When the man from the Washington Post called the Assistant Secretary to ask whether the Bush administration believes that embryos—microscopic clumps of cells—are human beings, the Assistant Secretary told him not to worry about it. The Post man had discovered an unpublicized change a month ago in the charter of the government's Human Research Protections Advisory Committee. The charter used to call on the committee to advise health officials "on a broad range of issues" about using people in medical research. As reported in the Post this week, it now calls for a "particular emphasis on … pregnant women, embryos and fetuses."
The Assistant Secretary said, in essence, it's only words. The committee can ignore them, and government officials can ignore the committee. The Assistant Secretary said the change was motivated by a special concern for women, and that the word "embryos" was used only because some people use the terms "embryo" and "fetus" interchangeably.
This last bit makes no sense whatsoever and must be a lie. There is no need to say "embryos and fetuses" for the benefit of people who think that the two words mean the same thing. The only reason to say "embryos and fetuses" is to address people who do not think they are the same thing, and to let them know that whatever you are saying applies to both.
It probably is true that this small puddle of verbiage will have no practical effect on government policy. It is just another Bush administration attempt—possibly even reflexive rather than calculated—to have it both ways on a controversial moral issue: Throw a bit of language to a powerful interest within the Republican Party (the religious right) while reassuring everybody else that nothing will come of it.

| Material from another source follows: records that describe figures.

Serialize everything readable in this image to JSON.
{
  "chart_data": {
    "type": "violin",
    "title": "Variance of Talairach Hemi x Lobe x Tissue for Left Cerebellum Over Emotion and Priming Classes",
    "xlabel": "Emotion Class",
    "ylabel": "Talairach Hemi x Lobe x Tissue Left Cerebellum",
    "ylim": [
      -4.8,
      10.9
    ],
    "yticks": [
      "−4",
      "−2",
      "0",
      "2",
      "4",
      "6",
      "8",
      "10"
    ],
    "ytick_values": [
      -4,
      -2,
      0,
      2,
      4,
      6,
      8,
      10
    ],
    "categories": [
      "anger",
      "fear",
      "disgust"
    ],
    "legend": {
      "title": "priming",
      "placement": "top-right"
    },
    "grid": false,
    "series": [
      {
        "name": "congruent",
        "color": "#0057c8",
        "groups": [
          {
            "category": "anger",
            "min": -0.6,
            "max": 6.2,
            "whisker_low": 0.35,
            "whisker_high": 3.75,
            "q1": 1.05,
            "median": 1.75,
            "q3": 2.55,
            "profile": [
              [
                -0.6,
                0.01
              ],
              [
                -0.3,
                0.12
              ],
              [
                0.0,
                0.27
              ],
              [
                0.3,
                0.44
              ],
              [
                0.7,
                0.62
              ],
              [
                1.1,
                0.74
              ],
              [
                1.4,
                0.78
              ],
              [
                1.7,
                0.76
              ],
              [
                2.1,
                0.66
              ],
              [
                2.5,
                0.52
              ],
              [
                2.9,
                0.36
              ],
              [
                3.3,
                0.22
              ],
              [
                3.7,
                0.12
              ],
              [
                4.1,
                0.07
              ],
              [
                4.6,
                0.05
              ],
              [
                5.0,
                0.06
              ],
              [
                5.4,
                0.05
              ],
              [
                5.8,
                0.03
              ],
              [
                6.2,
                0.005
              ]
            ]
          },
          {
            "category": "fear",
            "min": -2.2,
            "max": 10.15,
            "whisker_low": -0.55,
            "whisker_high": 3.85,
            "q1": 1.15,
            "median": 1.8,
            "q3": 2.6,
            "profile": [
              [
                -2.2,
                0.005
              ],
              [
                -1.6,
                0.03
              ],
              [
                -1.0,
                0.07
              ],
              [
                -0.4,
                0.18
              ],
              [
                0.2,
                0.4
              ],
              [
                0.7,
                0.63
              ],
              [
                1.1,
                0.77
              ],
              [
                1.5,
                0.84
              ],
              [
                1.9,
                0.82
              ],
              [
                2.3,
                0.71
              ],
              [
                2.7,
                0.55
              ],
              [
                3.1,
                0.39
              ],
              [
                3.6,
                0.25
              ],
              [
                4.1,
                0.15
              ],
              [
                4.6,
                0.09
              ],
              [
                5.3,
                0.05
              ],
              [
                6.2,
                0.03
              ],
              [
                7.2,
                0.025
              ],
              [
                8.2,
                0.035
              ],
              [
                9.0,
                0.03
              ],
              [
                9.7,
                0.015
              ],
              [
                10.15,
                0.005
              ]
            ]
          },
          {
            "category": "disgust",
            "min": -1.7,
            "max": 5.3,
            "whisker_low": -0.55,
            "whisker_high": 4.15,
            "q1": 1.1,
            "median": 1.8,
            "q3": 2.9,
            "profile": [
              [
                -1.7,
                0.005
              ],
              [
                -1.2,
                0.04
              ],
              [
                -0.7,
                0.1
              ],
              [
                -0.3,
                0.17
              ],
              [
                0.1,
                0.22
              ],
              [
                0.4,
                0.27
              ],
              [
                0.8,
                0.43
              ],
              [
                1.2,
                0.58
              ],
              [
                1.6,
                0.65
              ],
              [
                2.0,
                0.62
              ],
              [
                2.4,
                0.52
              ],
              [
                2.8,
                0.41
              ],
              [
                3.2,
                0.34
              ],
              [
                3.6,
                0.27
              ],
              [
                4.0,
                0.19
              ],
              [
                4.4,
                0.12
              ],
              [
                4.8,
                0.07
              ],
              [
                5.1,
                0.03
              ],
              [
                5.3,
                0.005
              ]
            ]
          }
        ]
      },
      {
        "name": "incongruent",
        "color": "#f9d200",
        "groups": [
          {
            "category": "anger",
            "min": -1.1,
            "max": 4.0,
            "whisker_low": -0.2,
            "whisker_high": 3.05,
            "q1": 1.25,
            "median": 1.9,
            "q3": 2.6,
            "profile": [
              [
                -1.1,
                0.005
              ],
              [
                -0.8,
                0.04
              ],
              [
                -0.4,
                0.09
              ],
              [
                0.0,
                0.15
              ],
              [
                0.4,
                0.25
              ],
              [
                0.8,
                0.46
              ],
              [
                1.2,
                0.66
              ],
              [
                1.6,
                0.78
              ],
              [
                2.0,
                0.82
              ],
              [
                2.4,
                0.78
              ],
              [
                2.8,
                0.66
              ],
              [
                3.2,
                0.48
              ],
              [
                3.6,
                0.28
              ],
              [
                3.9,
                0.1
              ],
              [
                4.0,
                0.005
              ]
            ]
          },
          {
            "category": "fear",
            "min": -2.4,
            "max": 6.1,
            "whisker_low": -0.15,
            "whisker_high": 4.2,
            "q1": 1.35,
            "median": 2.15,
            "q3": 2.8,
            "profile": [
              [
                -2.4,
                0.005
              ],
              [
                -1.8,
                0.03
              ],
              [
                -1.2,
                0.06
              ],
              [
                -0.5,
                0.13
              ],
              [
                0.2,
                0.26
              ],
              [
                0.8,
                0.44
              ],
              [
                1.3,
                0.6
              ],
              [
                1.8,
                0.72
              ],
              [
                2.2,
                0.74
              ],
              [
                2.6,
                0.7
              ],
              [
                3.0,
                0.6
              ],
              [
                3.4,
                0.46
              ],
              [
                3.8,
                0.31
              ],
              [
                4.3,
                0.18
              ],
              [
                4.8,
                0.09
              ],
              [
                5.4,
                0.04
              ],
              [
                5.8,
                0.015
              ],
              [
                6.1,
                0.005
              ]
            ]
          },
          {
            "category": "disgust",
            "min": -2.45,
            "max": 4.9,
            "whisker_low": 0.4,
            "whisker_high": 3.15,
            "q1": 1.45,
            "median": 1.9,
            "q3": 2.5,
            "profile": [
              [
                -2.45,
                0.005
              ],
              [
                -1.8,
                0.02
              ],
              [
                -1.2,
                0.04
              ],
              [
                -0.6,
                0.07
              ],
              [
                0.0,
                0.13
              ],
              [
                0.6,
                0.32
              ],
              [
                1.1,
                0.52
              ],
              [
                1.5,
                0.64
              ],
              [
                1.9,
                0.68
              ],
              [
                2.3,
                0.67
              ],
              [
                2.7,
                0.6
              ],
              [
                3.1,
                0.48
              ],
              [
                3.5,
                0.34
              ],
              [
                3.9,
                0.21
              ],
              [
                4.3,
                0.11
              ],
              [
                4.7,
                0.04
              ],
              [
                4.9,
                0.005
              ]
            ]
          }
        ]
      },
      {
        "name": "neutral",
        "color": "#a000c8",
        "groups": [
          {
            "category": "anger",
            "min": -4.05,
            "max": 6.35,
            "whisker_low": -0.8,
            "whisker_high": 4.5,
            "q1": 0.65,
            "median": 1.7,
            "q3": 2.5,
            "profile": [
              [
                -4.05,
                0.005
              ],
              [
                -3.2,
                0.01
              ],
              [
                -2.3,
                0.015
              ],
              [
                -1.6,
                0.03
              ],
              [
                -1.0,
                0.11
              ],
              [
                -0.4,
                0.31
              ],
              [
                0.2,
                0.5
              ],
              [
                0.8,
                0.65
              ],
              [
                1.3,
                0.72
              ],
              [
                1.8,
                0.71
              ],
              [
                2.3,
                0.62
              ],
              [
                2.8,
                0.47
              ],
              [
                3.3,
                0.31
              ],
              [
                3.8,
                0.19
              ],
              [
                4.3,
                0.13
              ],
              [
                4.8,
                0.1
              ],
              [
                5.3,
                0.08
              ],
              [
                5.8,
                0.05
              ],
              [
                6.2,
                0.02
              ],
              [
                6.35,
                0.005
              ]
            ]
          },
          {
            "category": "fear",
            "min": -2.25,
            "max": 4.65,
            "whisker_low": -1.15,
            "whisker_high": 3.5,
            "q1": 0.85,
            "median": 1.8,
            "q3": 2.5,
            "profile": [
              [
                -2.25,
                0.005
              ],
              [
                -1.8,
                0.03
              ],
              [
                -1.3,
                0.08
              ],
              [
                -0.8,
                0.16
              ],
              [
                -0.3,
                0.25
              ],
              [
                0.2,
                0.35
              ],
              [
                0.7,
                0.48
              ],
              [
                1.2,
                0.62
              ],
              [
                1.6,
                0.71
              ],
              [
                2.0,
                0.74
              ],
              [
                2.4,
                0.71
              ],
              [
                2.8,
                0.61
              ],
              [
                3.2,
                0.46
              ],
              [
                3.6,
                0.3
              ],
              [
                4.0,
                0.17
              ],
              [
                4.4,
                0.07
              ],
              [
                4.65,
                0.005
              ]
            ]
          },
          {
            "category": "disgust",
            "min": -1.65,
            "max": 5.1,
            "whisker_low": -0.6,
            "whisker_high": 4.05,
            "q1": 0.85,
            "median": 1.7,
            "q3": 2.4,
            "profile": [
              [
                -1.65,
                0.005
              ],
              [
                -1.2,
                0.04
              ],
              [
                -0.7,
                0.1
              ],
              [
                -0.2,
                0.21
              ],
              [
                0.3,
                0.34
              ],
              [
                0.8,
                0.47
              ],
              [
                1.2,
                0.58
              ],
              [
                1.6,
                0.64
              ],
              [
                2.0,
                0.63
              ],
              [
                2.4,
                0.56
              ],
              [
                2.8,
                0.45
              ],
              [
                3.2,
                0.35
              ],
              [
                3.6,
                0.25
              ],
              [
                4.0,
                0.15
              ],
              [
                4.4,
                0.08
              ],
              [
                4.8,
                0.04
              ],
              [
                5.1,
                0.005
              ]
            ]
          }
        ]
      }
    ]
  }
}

Pardon me for not being reassured. An assurance that someone can be counted on to violate his own alleged principles seems inherently unreliable. If politicians are going to claim to have principles, citizens are entitled to assume they mean what they say, however unlikely this may be. Does George W. Bush believe that embryos are human beings with full human rights, or does he not? As someone with a direct personal interest in the promise of stem-cell research, which uses discarded embryos from fertilization clinics, I would like a straight answer. So, I imagine, would those who truly believe that every discarded embryo is like a slaughtered infant.
If embryos are to be regarded as human beings, the Advisory Committee's job is easy: use of embryos violates almost any random paragraph in the government's human-research guidelines (the stuff about informed consent, for example, or discrimination against vulnerable groups). In fact if embryos are people, such research is morally impossible, along with all in vitro fertilization and many other familiar human activities. If an embryo is a human being, it is protected not just by the civil rights laws but by ordinary criminal laws as well. Should married couples be allowed to engage in a popular practice that routinely leads to the production and destruction of untold numbers of embryos? Well, there goes sex.
President Bush no doubt would find such logic-chopping tedious. A lack of intellectual vanity is one of his more appealing characteristics, though it sometimes smacks of aristocratic complacence. (Thinking is for losers!) He is not disconcerted, or probably even amused, at the thought of his administration defending an impossibly stupid policy premise on the basis of its own stupid impossibility.
But medical research involving embryos is one issue where Bush has posed as a one-man Aspen Institute, bragging Clinton-style about all the books he has read, experts he has consulted, thinking he has done. And he has attempted to portray his incoherent policy as the result of subtle reasoning and moral anguish, rather than confusion and calculation.
In Washington, confusion and calculation are often mistaken for thoughtfulness. The press respects a politician who can't make up his mind. Huge reputations have been built around the comic premise that if you're of two minds about everything, you must be pretty brainy. President Bush, it's true, cannot easily exploit this convention. Widely regarded as having at most one mind, he may find two a hard sell. But on this one he's been trying: On the one hand, embryos are human beings. On the other hand, I'm only acting on that belief in random symbolic thrusts. Solomonic, eh? Now let's drop it.
Abortion is a tough question for most people, but the related issue of embryos and medical ethics can be a lot easier. It can be solved without a lot of stagy agonizing, and without trivializing other people's moral concerns, even ones you may not share. An embryo has no feelings, no self-awareness, nothing that would give anyone a concern about its welfare except for its potential to develop into something we recognize as human. Religion can give you that concern as a matter of faith, but government policy should not be based on this belief any more than on the religious belief of some people that plants have souls.
What bothers people is that there is no clear moment in human development when an embryo becomes a fetus or a fetus becomes a person. The gradual way fetuses take on aspects of real personhood is what makes the second line so controversial. The first line is not nearly so fraught with implications. There is a whole range of reasonable answers that threaten no one's personhood. Law and morality draw so-called "bright lines" all the time when reality is fuzzier. This one's easy, if a solution is what you want.
But if you actually solve the problem, you can't have it both ways. Better to keep agonizing.